In the blue corner, we have The Plodder: he pulls an idea from the ether and starts writing. Characters form as the story plods along. The plot plods along. Nay, plot germinates from the idea. It blossoms into a story fertilized by the author’s imagination and copious lattes. It explodes into a glorious climax before gently falling back to earth to seed the next idea. The author snores contentedly while the reader smokes a cigarette.
I think my blue bias has leaked through somewhat. Plus these views are overly simplistic, naturally. I don’t think any writer fully sits in the red or the blue corner.
Anyway, people often speculate, which method is better? I have my own thoughts on the subject.
All the books on writing that I read in my formative years said to outline everything ahead of time. For me, that kills interest in the story. I just want to friggin’ write, man. I always figured I was doing it wrong. Then I read Stephen King’s On Writing and it was such a relief. Turns out, King (my hero) doesn’t plot either.
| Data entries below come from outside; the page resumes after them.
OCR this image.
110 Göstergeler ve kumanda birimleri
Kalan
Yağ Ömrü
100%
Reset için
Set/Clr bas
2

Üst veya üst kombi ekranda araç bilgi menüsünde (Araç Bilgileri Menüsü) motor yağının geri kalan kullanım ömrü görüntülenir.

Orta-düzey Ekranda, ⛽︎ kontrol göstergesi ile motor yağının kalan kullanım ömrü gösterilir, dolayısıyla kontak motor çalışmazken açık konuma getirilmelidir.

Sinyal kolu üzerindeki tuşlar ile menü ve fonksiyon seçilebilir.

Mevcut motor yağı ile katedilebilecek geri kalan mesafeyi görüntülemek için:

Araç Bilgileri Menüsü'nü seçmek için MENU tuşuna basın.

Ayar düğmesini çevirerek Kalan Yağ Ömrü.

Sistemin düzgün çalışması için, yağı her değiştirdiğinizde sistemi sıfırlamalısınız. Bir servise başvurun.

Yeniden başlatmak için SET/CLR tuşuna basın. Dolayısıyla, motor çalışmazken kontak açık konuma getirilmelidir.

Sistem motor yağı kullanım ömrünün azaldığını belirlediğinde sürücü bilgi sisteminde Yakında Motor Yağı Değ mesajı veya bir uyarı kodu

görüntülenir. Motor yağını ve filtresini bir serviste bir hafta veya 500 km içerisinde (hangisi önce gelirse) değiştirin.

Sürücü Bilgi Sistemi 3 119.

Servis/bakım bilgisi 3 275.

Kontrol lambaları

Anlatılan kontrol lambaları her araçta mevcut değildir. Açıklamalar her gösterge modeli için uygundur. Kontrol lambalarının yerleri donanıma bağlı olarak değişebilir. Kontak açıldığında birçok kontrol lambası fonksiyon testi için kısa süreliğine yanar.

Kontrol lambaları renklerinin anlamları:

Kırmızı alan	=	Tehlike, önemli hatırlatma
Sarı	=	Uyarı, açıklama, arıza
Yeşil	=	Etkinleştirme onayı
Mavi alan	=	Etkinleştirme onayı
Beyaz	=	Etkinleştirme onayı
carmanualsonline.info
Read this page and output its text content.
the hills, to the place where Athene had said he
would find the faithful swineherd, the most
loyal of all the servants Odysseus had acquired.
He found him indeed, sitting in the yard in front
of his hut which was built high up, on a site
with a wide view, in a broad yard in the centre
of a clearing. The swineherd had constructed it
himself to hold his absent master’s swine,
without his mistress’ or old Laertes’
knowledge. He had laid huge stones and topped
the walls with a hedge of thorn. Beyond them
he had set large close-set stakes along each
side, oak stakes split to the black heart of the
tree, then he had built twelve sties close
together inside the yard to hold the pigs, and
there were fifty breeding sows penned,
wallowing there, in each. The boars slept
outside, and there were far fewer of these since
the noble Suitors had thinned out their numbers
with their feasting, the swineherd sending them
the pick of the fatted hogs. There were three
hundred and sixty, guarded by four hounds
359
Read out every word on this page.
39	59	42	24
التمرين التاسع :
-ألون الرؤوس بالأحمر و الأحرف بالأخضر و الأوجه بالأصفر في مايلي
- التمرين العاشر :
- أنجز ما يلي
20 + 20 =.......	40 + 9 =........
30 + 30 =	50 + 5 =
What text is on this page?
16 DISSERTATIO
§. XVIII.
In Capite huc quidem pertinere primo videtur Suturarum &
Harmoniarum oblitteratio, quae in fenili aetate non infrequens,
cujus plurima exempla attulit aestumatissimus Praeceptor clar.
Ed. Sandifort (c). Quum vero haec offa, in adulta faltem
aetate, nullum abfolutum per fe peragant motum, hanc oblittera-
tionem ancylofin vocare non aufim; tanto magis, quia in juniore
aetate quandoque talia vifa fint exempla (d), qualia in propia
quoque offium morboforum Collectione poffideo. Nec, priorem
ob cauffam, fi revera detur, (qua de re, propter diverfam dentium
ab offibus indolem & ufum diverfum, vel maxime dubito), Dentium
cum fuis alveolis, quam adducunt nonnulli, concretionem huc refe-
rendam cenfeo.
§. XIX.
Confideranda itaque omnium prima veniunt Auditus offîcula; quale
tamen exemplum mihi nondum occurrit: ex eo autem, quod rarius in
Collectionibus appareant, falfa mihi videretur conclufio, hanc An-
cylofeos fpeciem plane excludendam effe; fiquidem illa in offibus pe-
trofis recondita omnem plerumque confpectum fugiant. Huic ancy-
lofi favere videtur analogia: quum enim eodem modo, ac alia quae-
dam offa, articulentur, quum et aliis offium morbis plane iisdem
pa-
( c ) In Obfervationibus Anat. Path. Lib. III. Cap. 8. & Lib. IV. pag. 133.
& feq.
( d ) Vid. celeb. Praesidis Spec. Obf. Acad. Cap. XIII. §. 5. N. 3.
Plodding does require extra rewriting, I admit. Sometimes I wander a bit. Sometimes I have to discard entire pages that aren’t working, but I’m okay with this. I don’t mind editing myself, and no writing is ever wasted. If a scene doesn’t work, I save it in a slush document for possible use later. Yay computers.
I do Plot a little bit. I create character sketches and interviews before I start. While I’m gaily tapping away, I generally know what the climax of the current set-piece will be, and I have a pretty good idea how the story will end. It’s like hiking through the mountains — I can see the next signpost, and I can see the peak where I want to be by suppertime, but I don’t yet know which path I’ll take to get there.
I’m the first audience for my stories. I write them because I like reading them. That’s my motivation for writing in the first place. I’m telling myself a story, and I can’t wait to see how it spins out. I don’t want to spoil my own surprise.
Plus if it’s a surprise to me, it should be a surprise to my reader.
What it comes down to is, I can’t write any other way than I do. I have tried.
I feel I should wrap this up in a general conclusion: whatever works for you, that is what you should do. No one is going to know whether you Plotted or Plodded if the story is good.
If the story sucks, try the other corner.
What about you? Are you a Plotter or a Plodder?